I am in my first year of PhD, nearly finished the first year and my supervisor asks me to leave!! Only because he "feels" research is not for me! What maketh a PhD student?
Intelligence?
Hard work?
Perseverance?
Tenacity?
Venom?
Input please.
From,
"Down in the dumps" researcher.
I think the most important is perseverance. You also need to develop a thick skin, and have a positive attitude. Creativity also helps, though how much you need it depends on how much you are running your own project. And confidence helps too.
Wow! I'm really sorry that happened to you, and understand it must not feel good. Have you asked him what he means? Is it attitudinal (e.g. lack of motivation), or does he think you need a stronger foundation in your academic field? Maybe you can ask in a non-confrontational way. If it's honest, constructive feedback, it could help you decide what to do next. If it's because you remind him of his ex-wife, well then you know it's him, not you.
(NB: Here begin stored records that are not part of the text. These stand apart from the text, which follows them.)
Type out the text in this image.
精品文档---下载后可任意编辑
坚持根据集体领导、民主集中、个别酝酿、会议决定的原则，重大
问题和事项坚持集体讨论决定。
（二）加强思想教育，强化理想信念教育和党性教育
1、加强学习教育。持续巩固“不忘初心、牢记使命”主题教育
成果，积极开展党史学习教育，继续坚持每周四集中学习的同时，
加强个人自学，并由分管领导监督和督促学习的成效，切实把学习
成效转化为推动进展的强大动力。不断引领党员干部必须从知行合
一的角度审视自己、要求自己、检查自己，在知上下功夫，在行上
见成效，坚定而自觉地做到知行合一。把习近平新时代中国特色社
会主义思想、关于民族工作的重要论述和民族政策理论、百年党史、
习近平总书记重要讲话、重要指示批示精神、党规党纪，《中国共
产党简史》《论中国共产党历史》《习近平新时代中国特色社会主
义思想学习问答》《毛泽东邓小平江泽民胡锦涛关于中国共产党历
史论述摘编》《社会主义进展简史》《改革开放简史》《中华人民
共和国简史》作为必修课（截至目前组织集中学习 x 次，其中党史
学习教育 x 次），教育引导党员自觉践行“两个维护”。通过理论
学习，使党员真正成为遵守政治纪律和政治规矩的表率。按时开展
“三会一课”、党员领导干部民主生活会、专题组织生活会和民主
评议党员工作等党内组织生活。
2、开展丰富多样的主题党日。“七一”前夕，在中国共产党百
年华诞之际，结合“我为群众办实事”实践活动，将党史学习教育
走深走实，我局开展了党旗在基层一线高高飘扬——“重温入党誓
Ms_Researcher, I'm sorry to hear your supervisor said that. He should at least expand on that explanation. Also, can you show some of your work to another professor? Have you got a second supervisor or anything you could run a sample of your work by? Always good to get a second opinion.
Three qualities of a successful Ph.D student:
1. Preservance- To escape with a Ph.D., you must meaningfully extend the boundary of human knowledge. More exactly, you must convince a panel of experts guarding the boundary that you have done so. You can take classes and read papers to figure out where the boundary lies.
2. Tenacity- To get a tenure-track professorship after Ph.D. school, you need an additional quality: tenacity. Since there are few tenure-track faculty positions available, there is a fierce (yet civil) competition to get them.
3. Cogency- Finally, a good Ph.D. student must have the ability to clearly and forcefully articulate their ideas--in person and in writing. Science is as much an act of persuasion as it is an act of discovery. Once you've made a discovery, you have to persuade experts that you've made a legitimate, meaningful contribution. This is harder to do than it seems. Simply showing experts "the data" isn't going to work. (Yes, in a perfect world, this would be sufficient.)
You should definitively read a document titled "A word to the struggling PhD student" available on the Internet. Good luck.